“You do the best you can with the information you have”
In the past week I’ve had a dizzying number of conversations with many of you on how Adore Me can transform itself into a more environmentally sustainable organization.One recurring question was, “How we do enough?”
- You buy vegan leather to save the animals. But that’s just more plastic. Oh wait, there’s corn-based vegan leather now. Is that okay?
- You start renting clothes to reduce textile waste. But those dry cleaning bills! And the carbon footprint of shipping those rental clothes around is terrible.
- You try to recycle. You try your hardest. But which bin does that trash go into? Is it even ending up at a recycling plant?
My favorite line I heard was from one of your colleagues was, “You do the best you can with the information you have.”Hopefully, this newsletter, along with more Adore Me efforts, will give you more information. Together, we can continue to build the energy and excitement around transforming our lives and the company into leaders of the sustainability movement.Last note: Here is a very short 3 question survey to get your thoughts on the sustainability & fashion front. It’d be a huge help if you could take just a moment to fill it out!
– Ranjan
How Sustainable Is Renting Your Clothes, Really?
A really good piece on the environmental impact of clothing rental programs.
This also introduced me to the term “Share-Washing”, or the idea that sharing economy startups can increase overconsumption of resources that otherwise would not have been consumed. An example would be Uber cutting down on car ownership, but discouraging people from walking, cycling or taking public transport.
Also of note: H&M just launched their first rental clothing service.
6 min read
Streetwear’s Sustainability Problem No One Wants to Talk About
High Snobiety looks at how there has been very little discussion around sustainability and the environment in the streetwear segment, but that is now changing.

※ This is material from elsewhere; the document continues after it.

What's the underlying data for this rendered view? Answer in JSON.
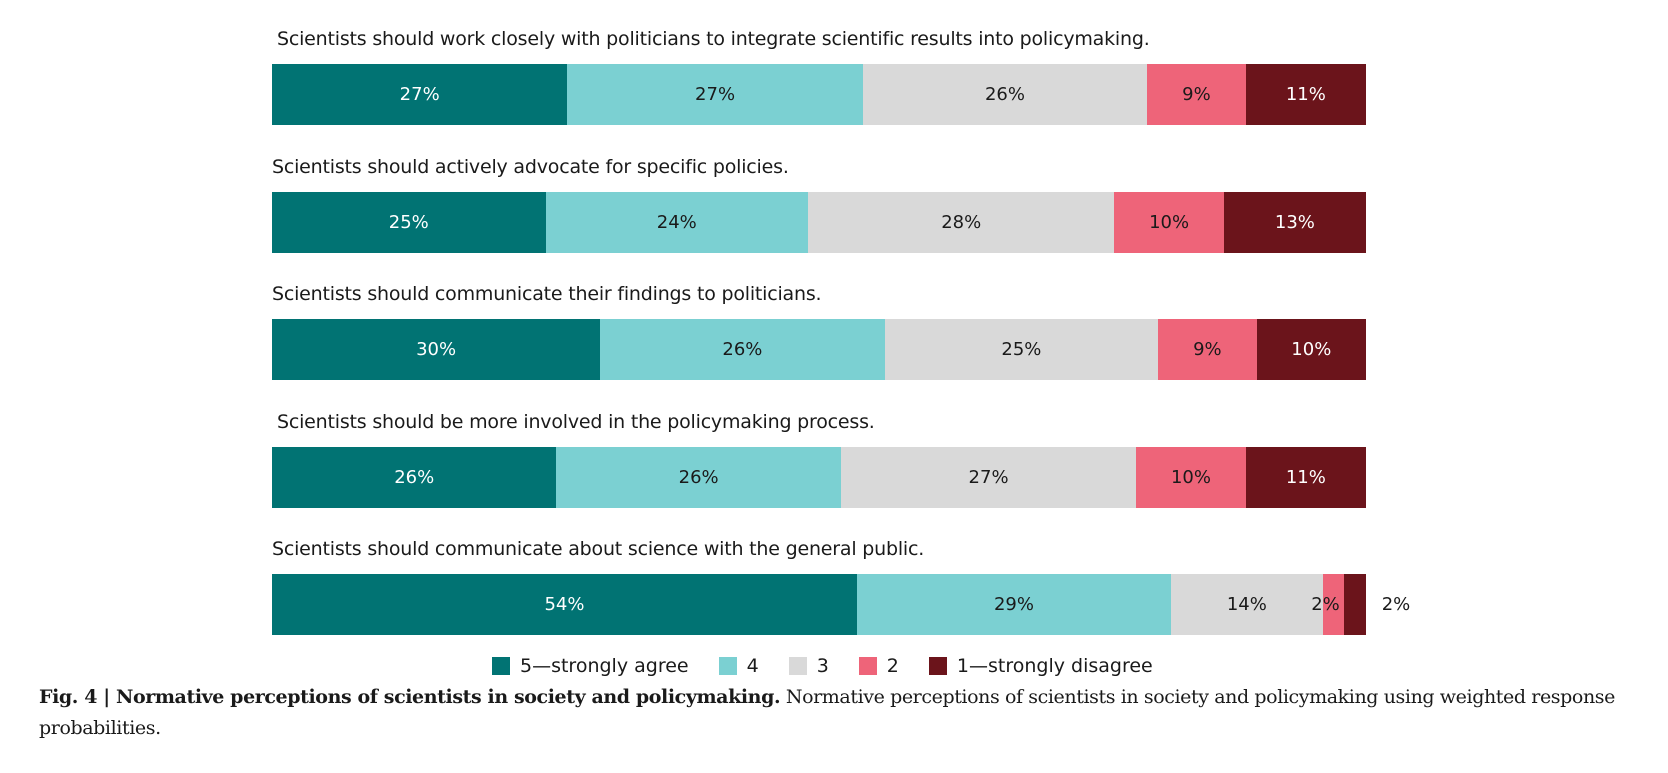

Whether it’s urging customers to buy less by shutting online stores on days like Black Friday, offering free repairs to extend the lifespan of clothing, or actively embracing the resale market by supplying it with deadstock products, there are many steps brands can take to slow down
But it’s unlikely brands will compromise business growth to reduce their impact any time soon. They need to rethink the entire notion of speed. “Brands need to understand that the relationship with their community need not be purely a transactional one. You can buy a pair of kicks but you can’t buy culture,” says Chow.
The woman leading LVMH’s quest to become a green company
A Vogue profile on Sylvie Bénard, the VP of Environment at LVMH. Her story is quite incredible:
A trained agronomist and microbiologist, she first joined Moët Hennessy in 1983 to work on developing the yeast and bacteria that is central to Hennessy’s cognac. After a moving experience travelling to Rio de Janeiro with an NGO in 1992, she returned home to Paris determined to focus more on the environmental impact of product production.
When Bénard told her boss she was leaving the company (renamed LVMH after the 1987 merger with Louis Vuitton) to focus on running a sustainability consultancy full-time, he asked her to stay on and operate it within LVMH instead. “They gave me a two-year trial period and, as you can see, I’m still here,” she says.
H&M CEO Sees `Terrible’ Fallout as Consumer Shaming Spreads
Karl-Johan Persson, the 44-year-old H&M CEO and son of its billionaire chairman, on the speed of the environmental movement in fashion (his main argument is the potential loss of jobs):
Many of the protests are “about ‘stop doing things, stop consuming, stop flying’,” Persson said in an interview in Stockholm. “Yes, that may lead to a small environmental impact, but it will have terrible social consequences.”
1.5 Million Packages a Day: The Internet Brings Chaos to N.Y. Streets
For those of us based in NYC, you may have increasingly been seeing the above scene on local sidewalks. The NY Times digs into how our urban landscape isn’t quite ready to handle the onslaught of packages circulating.
Dezeen Announce Winners Of Their 2019 Sustainable Design Award
With a jury comprised of international architects, designers and academics such as Virgil Abloh, Cristina Celestino, Philippe Starck, and Patricia Urquiola, the Dezeen Awards project category winners were announced last week.
The winning team was the Meditated Matter Group, part of MIT Media Lab and led by Professor Neri Oxman. A video covering their project is below:
Hangers are ‘fashion industry’s plastic straw’, says designer
Roland Mouret has created a recyclable clothes hanger in a bid to end the use of plastic ones.